O pedido de liminar da empresa foi negado pelo juiz federal substituto da 4ª Vara do Tribunal Regional Federal da Primeira Região (TRF1), Tales Krauss Queiroz. A decisão da Justiça, no entanto, se refere apenas ao pedido de liminar. Dessa formas, o processo de mérito do mandado de segurança continua correndo na Justiça.
O juiz argumenta, em sua decisão, que a proibição da Agência não foi ilícita e nem desrespeitou o processo legal. “A medida foi dura e austera. Mas era necessária”, informou Queiroz, ao salientar que não considera simples a resolução do problema.
“Não há, obviamente, uma solução fácil. Mas é preciso que se chegue a uma solução de compromisso, intermediária e equilibrada, que alinhe os objetivos econômicos das teles com os anseios do consumidor. O consumidor, legitimamente, quer pagar menos e falar mais. E quer um serviço de qualidade”, complementou Krauss.
Segundo o procurador-geral da Anatel, Victor Cravo, o juiz do TRF aceitou os argumentos da Advocacia-Geral da União (AGU) por entender que a decisão da agência reguladora não causa prejuízo de competição e que mantém a possibilidade de escolha dos clientes.

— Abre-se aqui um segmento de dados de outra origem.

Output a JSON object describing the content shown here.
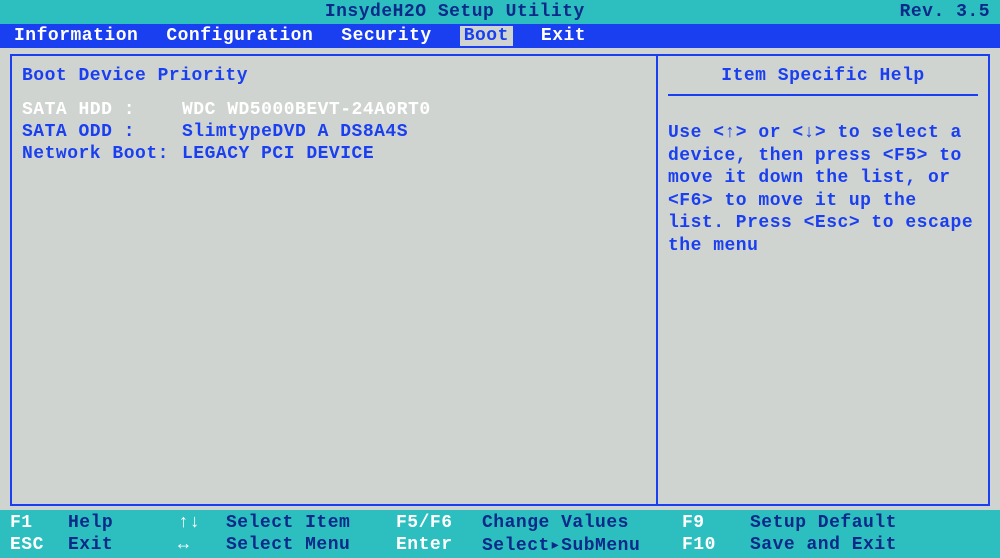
{
  "header": {
    "title": "InsydeH2O Setup Utility",
    "revision": "Rev. 3.5"
  },
  "menu": {
    "tabs": [
      {
        "label": "Information",
        "active": false
      },
      {
        "label": "Configuration",
        "active": false
      },
      {
        "label": "Security",
        "active": false
      },
      {
        "label": "Boot",
        "active": true
      },
      {
        "label": "Exit",
        "active": false
      }
    ]
  },
  "left": {
    "title": "Boot Device Priority",
    "items": [
      {
        "label": "SATA HDD    :",
        "value": " WDC WD5000BEVT-24A0RT0",
        "selected": true
      },
      {
        "label": "SATA ODD    :",
        "value": " SlimtypeDVD A DS8A4S",
        "selected": false
      },
      {
        "label": "Network Boot:",
        "value": " LEGACY PCI DEVICE",
        "selected": false
      }
    ]
  },
  "right": {
    "title": "Item Specific Help",
    "text": "Use <↑> or <↓> to select a device, then press <F5> to move it down the list, or <F6> to move it up the list. Press <Esc> to escape the menu"
  },
  "footer": {
    "rows": [
      [
        {
          "key": "F1",
          "label": "Help"
        },
        {
          "key": "↑↓",
          "label": "Select Item"
        },
        {
          "key": "F5/F6",
          "label": "Change Values"
        },
        {
          "key": "F9",
          "label": "Setup Default"
        }
      ],
      [
        {
          "key": "ESC",
          "label": "Exit"
        },
        {
          "key": "↔",
          "label": "Select Menu"
        },
        {
          "key": "Enter",
          "label": "Select▸SubMenu"
        },
        {
          "key": "F10",
          "label": "Save and Exit"
        }
      ]
    ]
  }
}
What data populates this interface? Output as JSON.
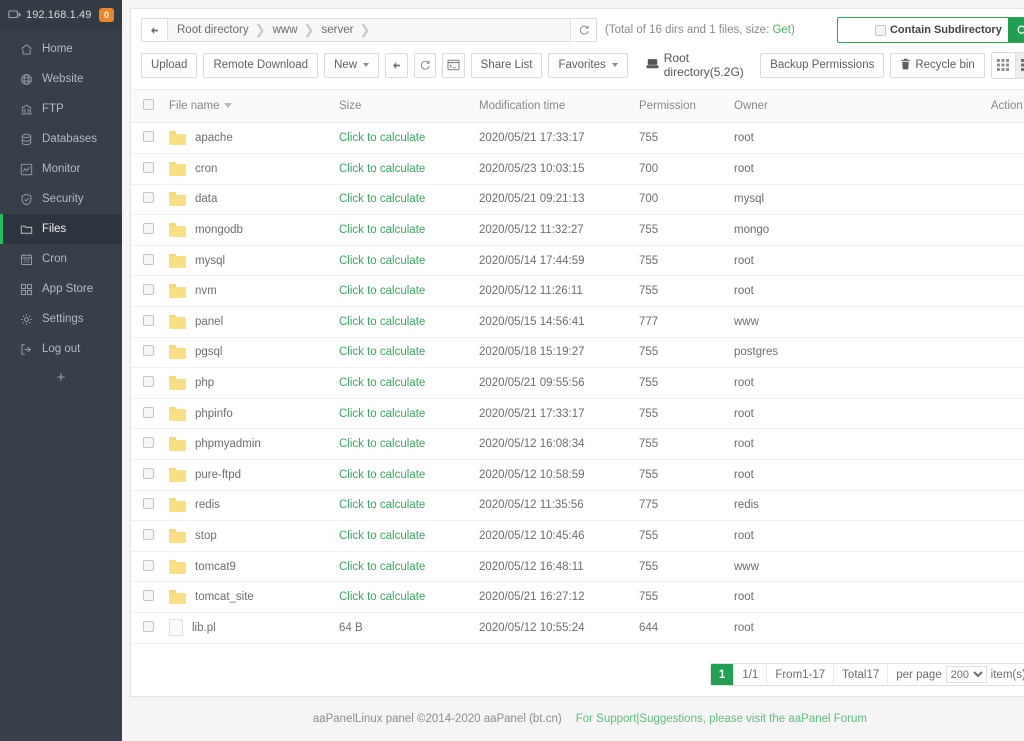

Victor Cravo acredita que a decisão do juiz levou em conta que a medida cautelar da Anatel “não era decisão inédita” e estava baseada em “dados de conhecimento da empresa”.
A TIM ainda não se pronunciou em relação a um próximo passo sobre a decisão do TRF1. Por nota oficial enviada à imprensa, a operadora esclarece que “está cumprindo integralmente a determinação da Anatel” e que “todos os esforços estão voltados à preparação do Plano Nacional de Ação de Melhoria da Prestação do Serviço Móvel Pessoal.
Com cerca de 70 milhões de usuários, a TIM, até o momento, foi a única operadora que entrou na Justiça contra a Anatel. A decisão do juiz está disponível na página de consultora processual do TRF(www.trf1.jus.br). A empresa ainda pode recorrer da decisão por meio de recurso jurídico chamado agravo de instrumento.
Bahia - Com 3.827.032 clientes na Bahia – até junho de 2012 -, o Estado também está na lista dos locais em que a Tim está impedida de comercializar com novos clientes. A reportagem de A TARDE percorreu algumas lojas da operadora, com o objetivo de confirmar se as vendas realmente estavam suspensas.
Nas unidades visitadas, não foi possível adquirir novos chips. A assessoria de imprensa da TIM informou que, apesar da empresa ter orientado a interrupção das vendas conforme orientação da Anatel, seja de dados ou voz, os chips podem ser comercializados por revendedores indiretos (bancas de revista, livrarias, etc). Nesse caso, o consumidor que adquirir um novo chip não poderá ativá-lo, porque o sistema está bloqueado para registrar novos usuários.
As lojas permanecerão com funcionamento normal para que os clientes possam ter acesso a diversos outros serviços, como compra ou troca de aparelhos. Os serviços suspensos aos clientes são: portabilidade, mudança de área de registro (troca de DDD) e transferência de titularidade. Ainda segundo a operadora, “todos os demais serviços prestados para a base atual de clientes, que não caracterizarem uma nova ativação e que não tenham alteração no número da linha, estão liberados”.
Nos estados que a operadora não foi penalizada (São Paulo, Santa Catarina, Rio Grande do Sul, Sergipe, Mato Grosso do Sul, Roraima, Amapá e Amazonas), a TIM comercializa normalmente seus serviços, tanto para novos clientes quanto para os atuais.